The display panel according to claim 1. The display element includes a light-emitting organic compound,
The display panel according to claim 1 or 2. The first substrate has flexibility,
The second substrate has flexibility.
The display panel as described in any one of Claims 1 thru | or 3. The display element includes a liquid crystal,
The display panel according to claim 1 or 2. A display module according to any one of claims 1 to 5,
A display module comprising: a flexible printed circuit board electrically connected to the terminal.

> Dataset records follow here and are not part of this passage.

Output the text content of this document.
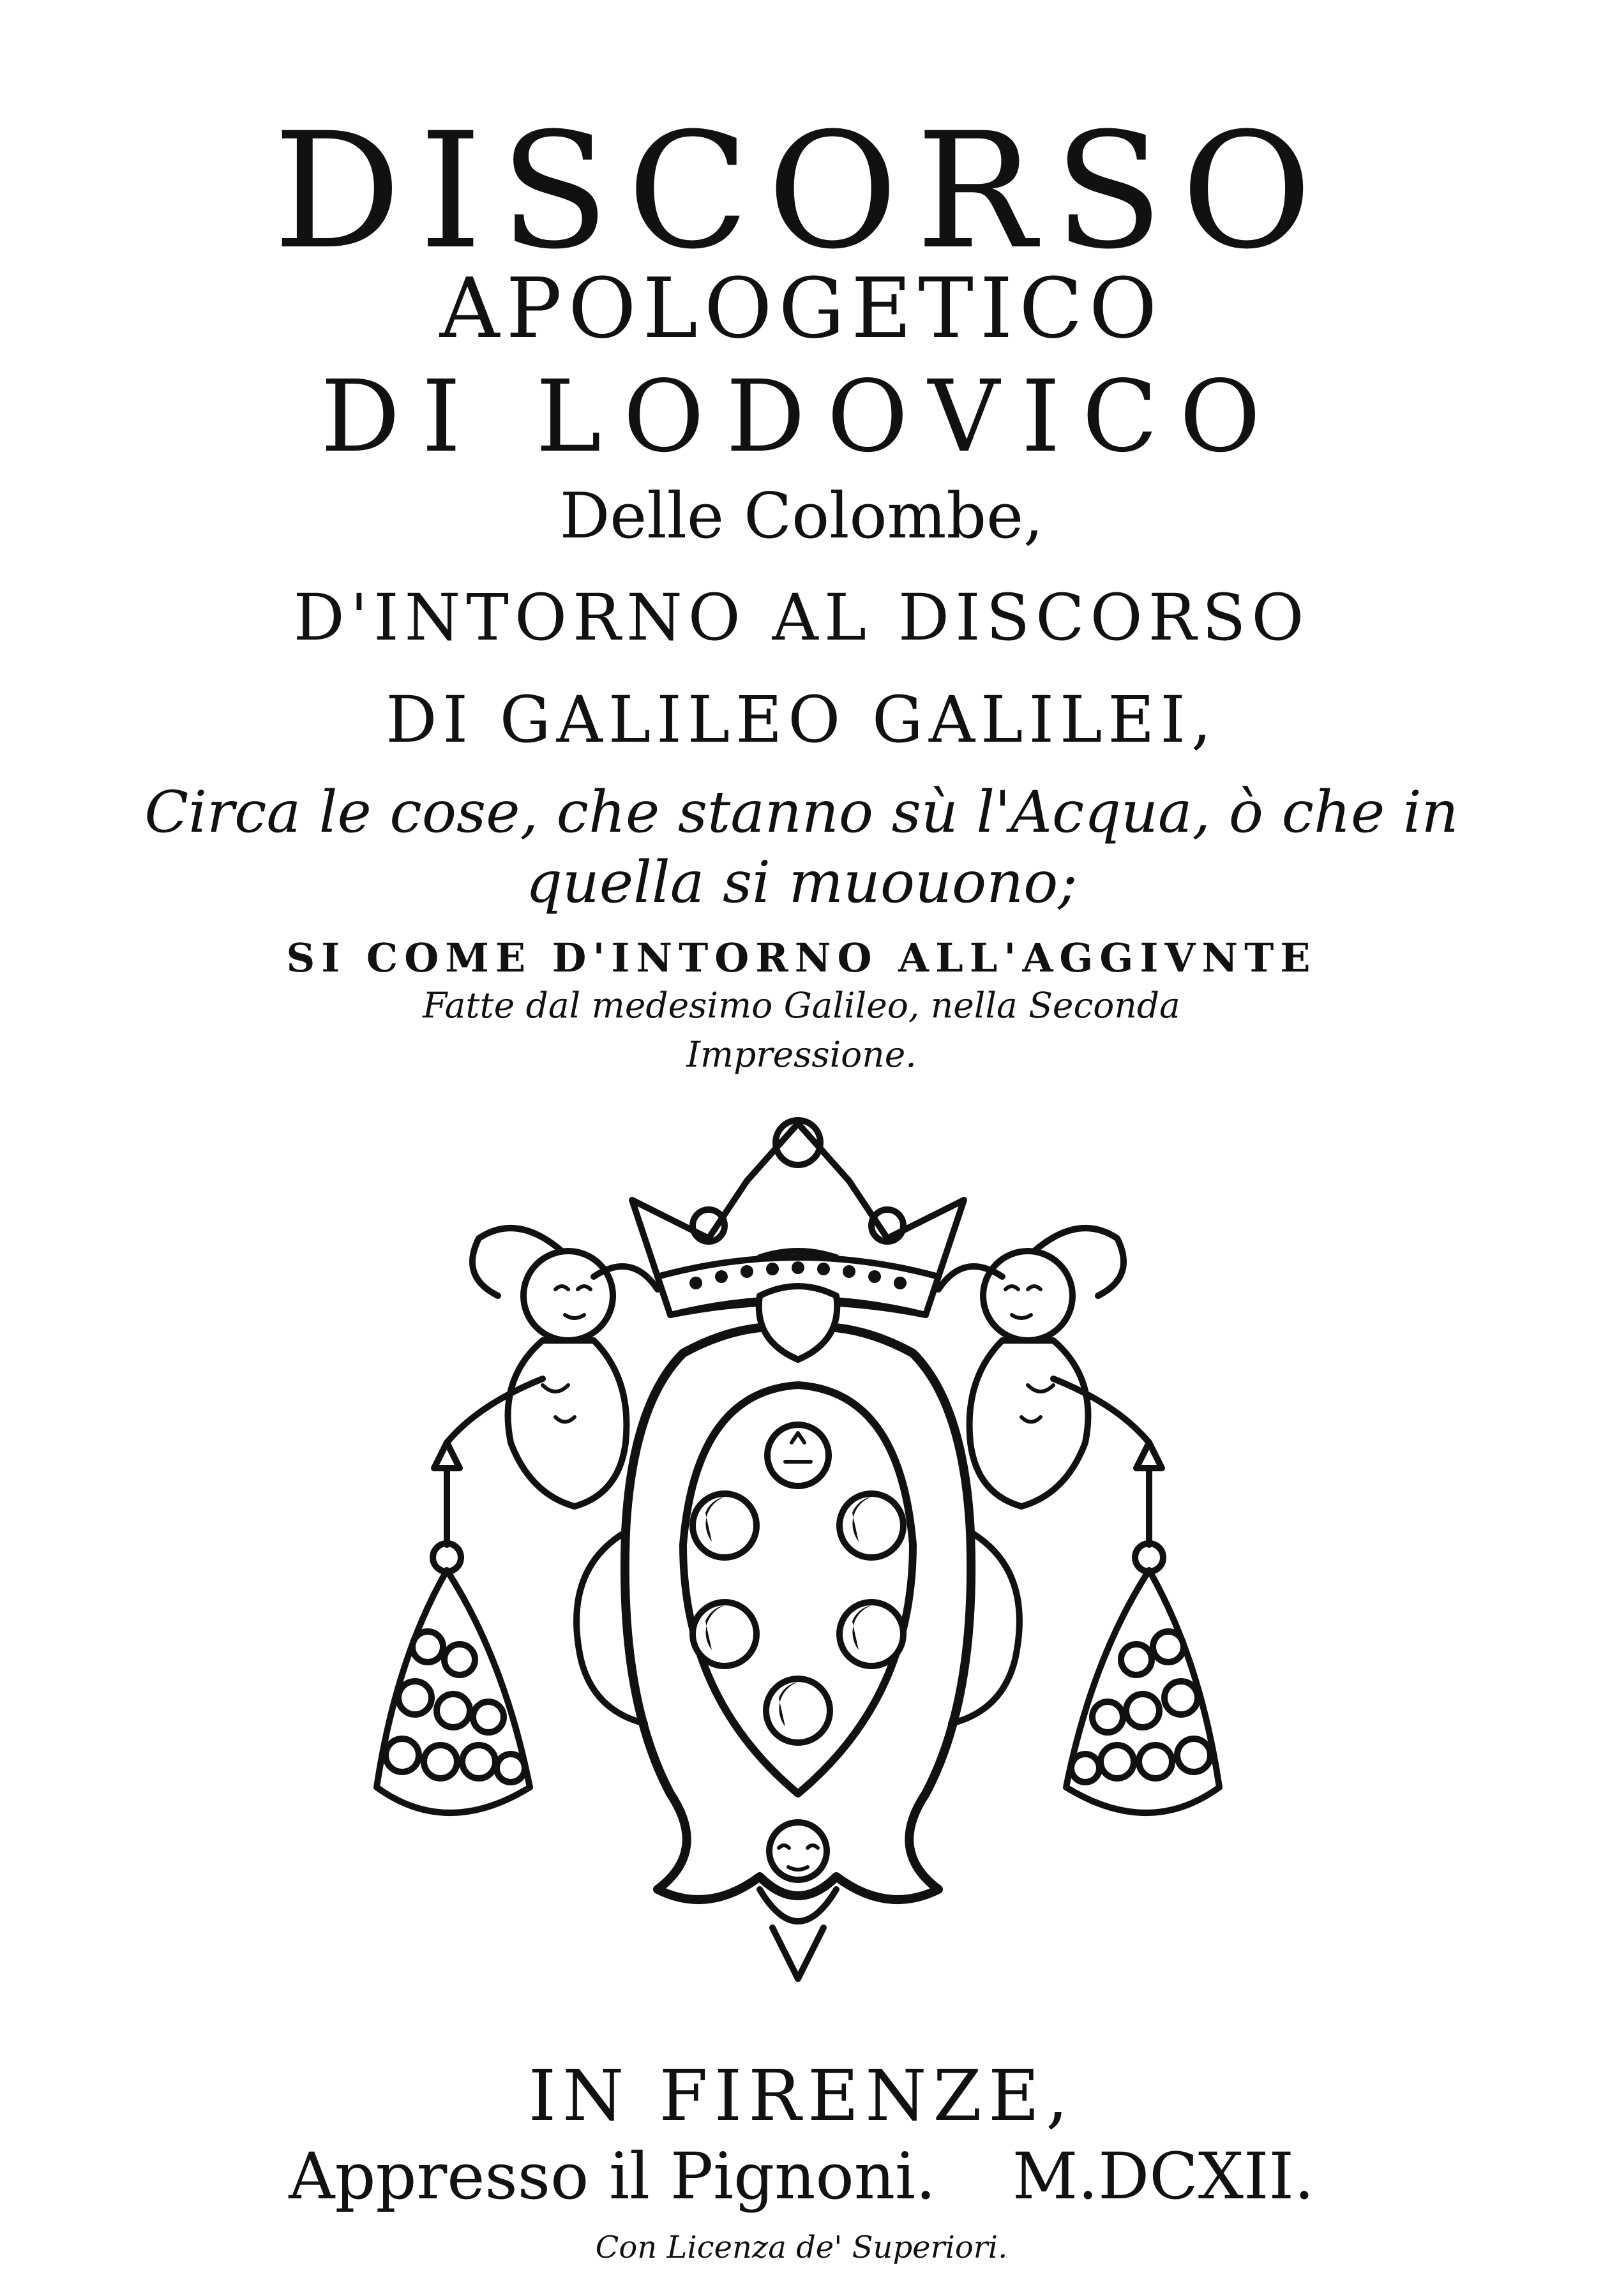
DISCORSO
APOLOGETICO
DI LODOVICO
Delle Colombe,
D'INTORNO AL DISCORSO
DI GALILEO GALILEI,
Circa le cose, che stanno sù l'Acqua, ò che in
quella si muouono;
SI COME D'INTORNO ALL'AGGIVNTE
Fatte dal medesimo Galileo, nella Seconda
Impressione.
IN FIRENZE,
Appresso il Pignoni. M.DCXII.
Con Licenza de' Superiori.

A terminal, a first base material supporting the terminal, a second base material having a region overlapping with the first base material, a bonding layer for bonding the first base material and the second base material, and the A first step of preparing a processing member having a display element electrically connected to the terminal between the first base material and the second base material, and forming a mask in a region overlapping the display element; ,
A second step of forming an insulating layer in contact with the first substrate, the second substrate, and the bonding layer using an atomic layer deposition method;
And a third step of removing a part of the insulating layer together with the mask.